Part of being prepared to deal with a mass shooting — and hopefully surviving it and helping others to survive it — is knowing what you will face once the shooting stops. When the gunfire finally ceases and the haze of adrenaline and terror begins to subside, the work has really just begun. If you are uninjured, or injured and still able to render aid to others, you must kick into first-responder mode and make it your mission to save lives. After all, you might have a while before medical professionals get to the injured, and your actions can save lives that might otherwise be lost.

 

Mass Shooting Wounds

The injuries resulting from these assaults are likely to be penetrating gunshot wounds to virtually any part of the body. These wounds can result in hemorrhage (bleeding) from the extremities (arms and legs), the junction where extremities and head meet the torso (neck, groin, armpit, etc), or the torso itself. This hemorrhaging can be controlled or uncontrolled. Uncontrolled hemorrhage can obviously kill you if not brought under control quickly

There may also be wounds to the central nervous system (brain and spinal cord), which may or may not be immediately fatal, as well as catastrophic wounds to vital organs such as the heart, which can also be immediately fatal. Finally, one may encounter wounds to the face or neck that could compromise the airway, making a person unable to adequately breathe. 

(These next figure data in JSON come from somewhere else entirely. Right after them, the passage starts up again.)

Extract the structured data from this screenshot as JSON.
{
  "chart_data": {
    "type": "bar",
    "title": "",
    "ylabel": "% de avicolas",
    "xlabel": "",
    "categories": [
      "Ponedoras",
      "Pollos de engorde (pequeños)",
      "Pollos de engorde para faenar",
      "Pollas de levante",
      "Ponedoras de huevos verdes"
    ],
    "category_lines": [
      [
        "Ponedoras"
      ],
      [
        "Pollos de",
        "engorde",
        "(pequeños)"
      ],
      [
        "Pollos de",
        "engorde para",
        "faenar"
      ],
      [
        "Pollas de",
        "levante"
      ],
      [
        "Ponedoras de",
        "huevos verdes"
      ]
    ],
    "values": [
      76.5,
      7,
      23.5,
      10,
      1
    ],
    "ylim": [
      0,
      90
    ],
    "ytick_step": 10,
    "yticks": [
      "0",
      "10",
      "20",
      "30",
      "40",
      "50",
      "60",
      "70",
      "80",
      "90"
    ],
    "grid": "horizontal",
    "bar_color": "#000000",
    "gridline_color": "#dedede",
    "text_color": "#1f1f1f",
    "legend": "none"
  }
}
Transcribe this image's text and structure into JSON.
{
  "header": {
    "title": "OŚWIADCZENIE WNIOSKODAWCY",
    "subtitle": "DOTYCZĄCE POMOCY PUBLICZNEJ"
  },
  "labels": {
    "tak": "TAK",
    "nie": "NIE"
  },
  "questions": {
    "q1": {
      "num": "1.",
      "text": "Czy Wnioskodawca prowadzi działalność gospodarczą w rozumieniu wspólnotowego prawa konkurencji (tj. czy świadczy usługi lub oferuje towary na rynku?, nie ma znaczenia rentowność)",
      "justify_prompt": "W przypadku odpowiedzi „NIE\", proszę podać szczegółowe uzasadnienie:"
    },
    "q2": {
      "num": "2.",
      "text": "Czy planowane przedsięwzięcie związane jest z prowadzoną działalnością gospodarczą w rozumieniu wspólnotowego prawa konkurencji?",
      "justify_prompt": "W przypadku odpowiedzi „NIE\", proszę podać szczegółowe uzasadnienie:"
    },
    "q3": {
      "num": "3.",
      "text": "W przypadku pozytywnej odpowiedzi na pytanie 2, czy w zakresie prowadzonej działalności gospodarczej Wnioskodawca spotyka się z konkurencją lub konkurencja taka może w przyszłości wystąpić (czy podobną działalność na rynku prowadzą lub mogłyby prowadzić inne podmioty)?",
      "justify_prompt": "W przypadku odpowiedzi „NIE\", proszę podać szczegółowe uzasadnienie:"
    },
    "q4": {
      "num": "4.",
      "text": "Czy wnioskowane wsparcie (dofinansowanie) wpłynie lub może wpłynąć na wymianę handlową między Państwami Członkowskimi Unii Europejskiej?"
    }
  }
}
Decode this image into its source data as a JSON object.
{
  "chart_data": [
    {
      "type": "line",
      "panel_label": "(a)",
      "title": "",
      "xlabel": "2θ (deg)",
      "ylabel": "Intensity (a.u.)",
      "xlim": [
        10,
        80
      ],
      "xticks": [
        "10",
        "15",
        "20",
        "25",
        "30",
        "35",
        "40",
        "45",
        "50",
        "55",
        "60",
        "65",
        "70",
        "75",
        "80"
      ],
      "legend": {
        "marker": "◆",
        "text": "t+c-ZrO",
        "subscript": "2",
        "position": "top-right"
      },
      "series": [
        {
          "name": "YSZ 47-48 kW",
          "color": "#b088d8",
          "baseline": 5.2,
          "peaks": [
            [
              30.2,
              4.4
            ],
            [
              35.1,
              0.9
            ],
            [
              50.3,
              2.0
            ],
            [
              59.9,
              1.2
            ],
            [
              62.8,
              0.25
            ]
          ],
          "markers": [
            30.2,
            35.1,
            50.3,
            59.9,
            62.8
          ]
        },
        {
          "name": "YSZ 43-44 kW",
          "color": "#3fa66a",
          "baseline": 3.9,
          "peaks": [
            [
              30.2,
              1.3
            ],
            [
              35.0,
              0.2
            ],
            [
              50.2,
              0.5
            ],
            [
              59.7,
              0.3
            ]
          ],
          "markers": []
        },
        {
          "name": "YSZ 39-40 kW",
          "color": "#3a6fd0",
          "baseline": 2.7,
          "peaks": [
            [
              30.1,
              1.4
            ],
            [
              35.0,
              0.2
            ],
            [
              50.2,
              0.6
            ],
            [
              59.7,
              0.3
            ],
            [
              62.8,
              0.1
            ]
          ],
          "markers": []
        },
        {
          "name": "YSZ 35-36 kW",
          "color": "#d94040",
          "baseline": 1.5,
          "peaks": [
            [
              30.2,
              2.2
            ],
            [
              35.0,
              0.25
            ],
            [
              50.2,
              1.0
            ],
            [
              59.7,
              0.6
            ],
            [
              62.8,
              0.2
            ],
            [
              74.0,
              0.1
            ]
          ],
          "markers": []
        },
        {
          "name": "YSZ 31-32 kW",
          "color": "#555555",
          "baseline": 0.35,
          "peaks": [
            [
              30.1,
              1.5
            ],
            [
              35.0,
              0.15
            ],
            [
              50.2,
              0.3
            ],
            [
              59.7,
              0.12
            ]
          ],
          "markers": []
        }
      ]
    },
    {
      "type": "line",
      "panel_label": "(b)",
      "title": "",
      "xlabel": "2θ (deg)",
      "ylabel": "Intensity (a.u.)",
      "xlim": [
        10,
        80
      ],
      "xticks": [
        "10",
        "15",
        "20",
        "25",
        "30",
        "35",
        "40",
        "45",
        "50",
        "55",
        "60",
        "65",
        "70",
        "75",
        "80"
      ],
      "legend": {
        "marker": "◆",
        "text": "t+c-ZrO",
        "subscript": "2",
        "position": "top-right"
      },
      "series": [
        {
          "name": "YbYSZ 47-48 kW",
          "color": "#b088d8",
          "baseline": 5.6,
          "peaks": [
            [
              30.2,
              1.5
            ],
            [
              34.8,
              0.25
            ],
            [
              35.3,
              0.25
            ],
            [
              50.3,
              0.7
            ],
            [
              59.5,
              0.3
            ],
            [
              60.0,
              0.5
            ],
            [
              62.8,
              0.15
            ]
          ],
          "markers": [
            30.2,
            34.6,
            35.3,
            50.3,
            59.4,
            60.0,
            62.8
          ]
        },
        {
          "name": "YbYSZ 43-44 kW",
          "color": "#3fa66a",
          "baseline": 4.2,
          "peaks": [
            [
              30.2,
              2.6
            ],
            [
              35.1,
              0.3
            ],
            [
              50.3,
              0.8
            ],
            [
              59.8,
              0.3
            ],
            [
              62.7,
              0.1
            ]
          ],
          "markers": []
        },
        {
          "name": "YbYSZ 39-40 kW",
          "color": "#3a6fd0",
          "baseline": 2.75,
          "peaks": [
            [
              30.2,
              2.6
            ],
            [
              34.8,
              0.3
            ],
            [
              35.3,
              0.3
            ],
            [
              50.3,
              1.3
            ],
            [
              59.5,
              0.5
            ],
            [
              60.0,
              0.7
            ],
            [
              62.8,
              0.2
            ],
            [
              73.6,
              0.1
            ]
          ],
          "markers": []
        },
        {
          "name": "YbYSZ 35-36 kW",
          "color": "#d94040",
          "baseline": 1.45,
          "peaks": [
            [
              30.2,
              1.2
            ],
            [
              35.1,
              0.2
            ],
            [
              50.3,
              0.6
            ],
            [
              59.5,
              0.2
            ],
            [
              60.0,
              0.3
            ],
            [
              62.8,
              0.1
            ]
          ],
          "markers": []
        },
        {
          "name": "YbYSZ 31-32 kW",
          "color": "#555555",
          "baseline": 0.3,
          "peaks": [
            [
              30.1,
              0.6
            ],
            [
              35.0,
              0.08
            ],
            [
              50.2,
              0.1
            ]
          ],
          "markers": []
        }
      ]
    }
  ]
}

If you are on scene and no longer in imminent danger of being killed yourself, your first course of action is to triage the victims around you. Triage is a sorting out of who is potentially savable and who is not. If a victim has no pulse, is not breathing, and is not conscious, you must leave them and focus on a victim you can save. Look for those with uncontrolled, pulsing, or spurting bleeds in the extremities. Such bleeding can be stopped with a tourniquet. If a commercial one is not available, an improvised tourniquet will do.

A bleeding artery in an extremity, such as the femoral artery high in the leg, can kill a person in as quickly as three minutes if not brought under control. Do your best to tighten a tourniquet around such an extremity between the wound and the heart, and make that bleeding stop with whatever force it takes.

If the victim is bleeding in the junctional areas or in the torso, you can try to apply direct pressure to the wound if you do not have a hemostatic dressing immediately available to pack inside the wound. If you can see and clamp off a bleeding vessel, this pressure might be applied with your fingers, or you might have to put your knee or both hands on the wound and place as much pressure as possible on it. Again, use whatever force is necessary to stop the bleeding.

 

Compromised Breathing

Another grave injury you might encounter is someone with a bullet hole in their chest experiencing a rapidly increased difficulty in breathing. This likely indicates the development of what is called a tension pneumothorax, or a build-up of air inside the chest cavity. Such an injury is going to put pressure on the lungs and heart and will eventually kill the victim. While you might not be capable of inserting a needle into the proper part of the chest to relieve this pressure, you can at least identify such a victim and have them ready to be handed over to arriving medical care as soon as possible. This might very well save their lives.

For patients with compromised airways, your best course of action is to help them get into a position where they can breathe more easily, if at all possible. Place them on their side, or if they seem more comfortable sitting up and leaning forward, because they are bleeding in their mouth or nose, then help them do so. If they are unconscious and need their airway opened, use the head-tilt chin-lift or jaw-thrust maneuver to open their airway.

The head-tilt chin-lift maneuver. (Wikimedia Commons)

 

The jaw thrust maneuver. (Wikimedia Commons)

At this point in the incident, you can expect that help will be arriving soon. Do your best to point the arriving fire or EMS personnel to the most seriously injured — and savable — victims.  If you can, help them move those victims out of the “hot zone” and to an area where they can be more extensively treated and transported to a medical facility.

Do not be a passive victim if you find yourself in a mass shooting situation. Once the shooting stops, join the effort to save lives and mitigate the catastrophe that is unfolding before you. You can make a difference and be someone’s savior.